Despite this, the ABPI estimates that only about 2% of the total branded medicines market is covered by the Statutory Scheme, while VPAG typically offers slightly better terms.

The proposed hike would mean pharmaceutical companies could lose nearly a third of their revenue to government rebates.

This would bring the Statutory Scheme’s average rate for the year to 23.8%, aligning closely with the VPAG’s 22.9%.

Industry experts argue this move contradicts the UK government’s ambition to position life sciences as a key pillar of its industrial strategy.

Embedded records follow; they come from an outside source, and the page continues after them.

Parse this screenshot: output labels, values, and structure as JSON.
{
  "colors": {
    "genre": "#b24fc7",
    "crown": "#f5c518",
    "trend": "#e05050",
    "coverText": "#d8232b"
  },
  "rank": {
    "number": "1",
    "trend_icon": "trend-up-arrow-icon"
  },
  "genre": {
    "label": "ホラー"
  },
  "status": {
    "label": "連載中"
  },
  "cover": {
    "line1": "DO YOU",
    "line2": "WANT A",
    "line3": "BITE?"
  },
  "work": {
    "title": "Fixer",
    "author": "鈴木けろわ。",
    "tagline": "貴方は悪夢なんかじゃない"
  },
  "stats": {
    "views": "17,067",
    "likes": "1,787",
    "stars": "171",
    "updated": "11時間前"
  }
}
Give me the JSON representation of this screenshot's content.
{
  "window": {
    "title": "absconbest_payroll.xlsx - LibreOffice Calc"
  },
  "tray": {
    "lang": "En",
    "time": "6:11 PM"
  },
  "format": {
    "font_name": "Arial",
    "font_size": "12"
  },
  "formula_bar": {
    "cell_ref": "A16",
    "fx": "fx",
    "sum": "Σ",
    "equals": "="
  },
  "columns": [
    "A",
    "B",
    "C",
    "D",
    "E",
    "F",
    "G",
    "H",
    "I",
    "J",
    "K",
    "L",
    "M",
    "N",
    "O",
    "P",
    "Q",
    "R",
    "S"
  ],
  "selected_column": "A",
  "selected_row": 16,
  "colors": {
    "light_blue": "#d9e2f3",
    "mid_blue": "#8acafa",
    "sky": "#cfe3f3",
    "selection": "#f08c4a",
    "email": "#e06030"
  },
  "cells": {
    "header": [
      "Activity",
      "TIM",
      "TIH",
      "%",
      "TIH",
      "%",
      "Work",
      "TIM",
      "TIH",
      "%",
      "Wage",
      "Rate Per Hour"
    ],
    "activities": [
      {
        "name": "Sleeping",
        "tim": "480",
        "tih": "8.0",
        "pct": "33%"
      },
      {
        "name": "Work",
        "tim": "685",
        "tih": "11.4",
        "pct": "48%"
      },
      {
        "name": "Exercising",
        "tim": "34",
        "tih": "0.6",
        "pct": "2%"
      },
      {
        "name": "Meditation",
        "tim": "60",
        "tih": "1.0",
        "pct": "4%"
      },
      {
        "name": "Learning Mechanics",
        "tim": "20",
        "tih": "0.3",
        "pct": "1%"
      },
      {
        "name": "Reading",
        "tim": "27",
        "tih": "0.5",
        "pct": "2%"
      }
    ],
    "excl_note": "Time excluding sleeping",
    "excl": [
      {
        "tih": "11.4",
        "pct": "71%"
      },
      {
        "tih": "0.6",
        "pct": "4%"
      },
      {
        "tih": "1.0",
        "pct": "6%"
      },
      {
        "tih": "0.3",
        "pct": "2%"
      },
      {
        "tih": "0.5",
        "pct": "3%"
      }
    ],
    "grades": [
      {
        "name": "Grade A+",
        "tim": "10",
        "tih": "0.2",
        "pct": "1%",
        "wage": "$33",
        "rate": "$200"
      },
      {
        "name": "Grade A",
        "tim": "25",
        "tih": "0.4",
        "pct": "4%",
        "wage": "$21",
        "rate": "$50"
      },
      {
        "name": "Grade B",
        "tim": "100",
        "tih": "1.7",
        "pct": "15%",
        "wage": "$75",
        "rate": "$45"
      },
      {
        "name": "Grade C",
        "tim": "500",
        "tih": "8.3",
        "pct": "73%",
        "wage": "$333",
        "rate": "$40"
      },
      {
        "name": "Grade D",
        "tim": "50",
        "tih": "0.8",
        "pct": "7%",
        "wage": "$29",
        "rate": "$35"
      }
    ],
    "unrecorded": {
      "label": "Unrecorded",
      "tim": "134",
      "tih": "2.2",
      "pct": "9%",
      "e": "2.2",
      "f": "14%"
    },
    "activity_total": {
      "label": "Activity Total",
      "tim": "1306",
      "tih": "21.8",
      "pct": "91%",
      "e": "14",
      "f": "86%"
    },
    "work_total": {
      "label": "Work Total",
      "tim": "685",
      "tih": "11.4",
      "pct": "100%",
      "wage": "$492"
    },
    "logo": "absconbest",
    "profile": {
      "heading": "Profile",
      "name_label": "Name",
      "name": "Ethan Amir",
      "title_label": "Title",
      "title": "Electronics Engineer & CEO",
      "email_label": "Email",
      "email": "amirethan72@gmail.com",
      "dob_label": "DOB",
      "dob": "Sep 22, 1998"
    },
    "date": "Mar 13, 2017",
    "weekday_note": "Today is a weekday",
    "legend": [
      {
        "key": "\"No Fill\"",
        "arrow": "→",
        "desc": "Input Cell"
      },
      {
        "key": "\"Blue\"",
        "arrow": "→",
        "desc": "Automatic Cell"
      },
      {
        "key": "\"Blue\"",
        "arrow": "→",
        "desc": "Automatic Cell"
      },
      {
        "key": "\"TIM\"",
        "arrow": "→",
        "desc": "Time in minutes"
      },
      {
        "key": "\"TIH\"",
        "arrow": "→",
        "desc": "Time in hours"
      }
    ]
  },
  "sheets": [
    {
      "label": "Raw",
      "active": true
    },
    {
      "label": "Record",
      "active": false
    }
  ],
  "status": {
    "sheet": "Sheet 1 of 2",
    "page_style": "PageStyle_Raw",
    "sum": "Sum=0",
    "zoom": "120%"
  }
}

“We need an urgent ministerial commitment to work with industry to get the UK back to an internationally competitive position,” said ABPI Chief Executive Richard Torbett.

He highlighted that other countries have significantly lower sales rebate rates, including Germany at 7%, Ireland at 9%, and France at 12%.

The ABPI has also pointed out that the UK spends a smaller proportion of its total healthcare budget on medicines compared to similar countries.

Currently, medicines account for only 9% of the UK’s healthcare spending, whereas Germany and Italy allocate 17% and France 15%.

“There is a real risk the rates continue to increase beyond record levels for years to come – unless ministers intervene to fix the broken system,” the ABPI warned.

The association argues that limiting government spending on branded medicines has led to long-term underinvestment in medicines, while industry costs have risen sharply.

“Most recently, this has been exacerbated by a rapid expansion of NHS spending, without any corresponding increase to allowed spending on medicine,” the trade body added.

Earlier this month, the ABPI released a white paper urging the government to prioritize medicines in the NHS’s upcoming 10-year plan.

The paper proposed that medicines should be a “fourth shift” in healthcare policy, alongside shifting care from hospitals to the community, integrating digital technologies, and focusing more on disease prevention.

The government has yet to respond to these concerns, but with mounting pressure from the pharmaceutical industry, it may face growing calls to reconsider its pricing policies and ensure the UK’s competitiveness in life sciences.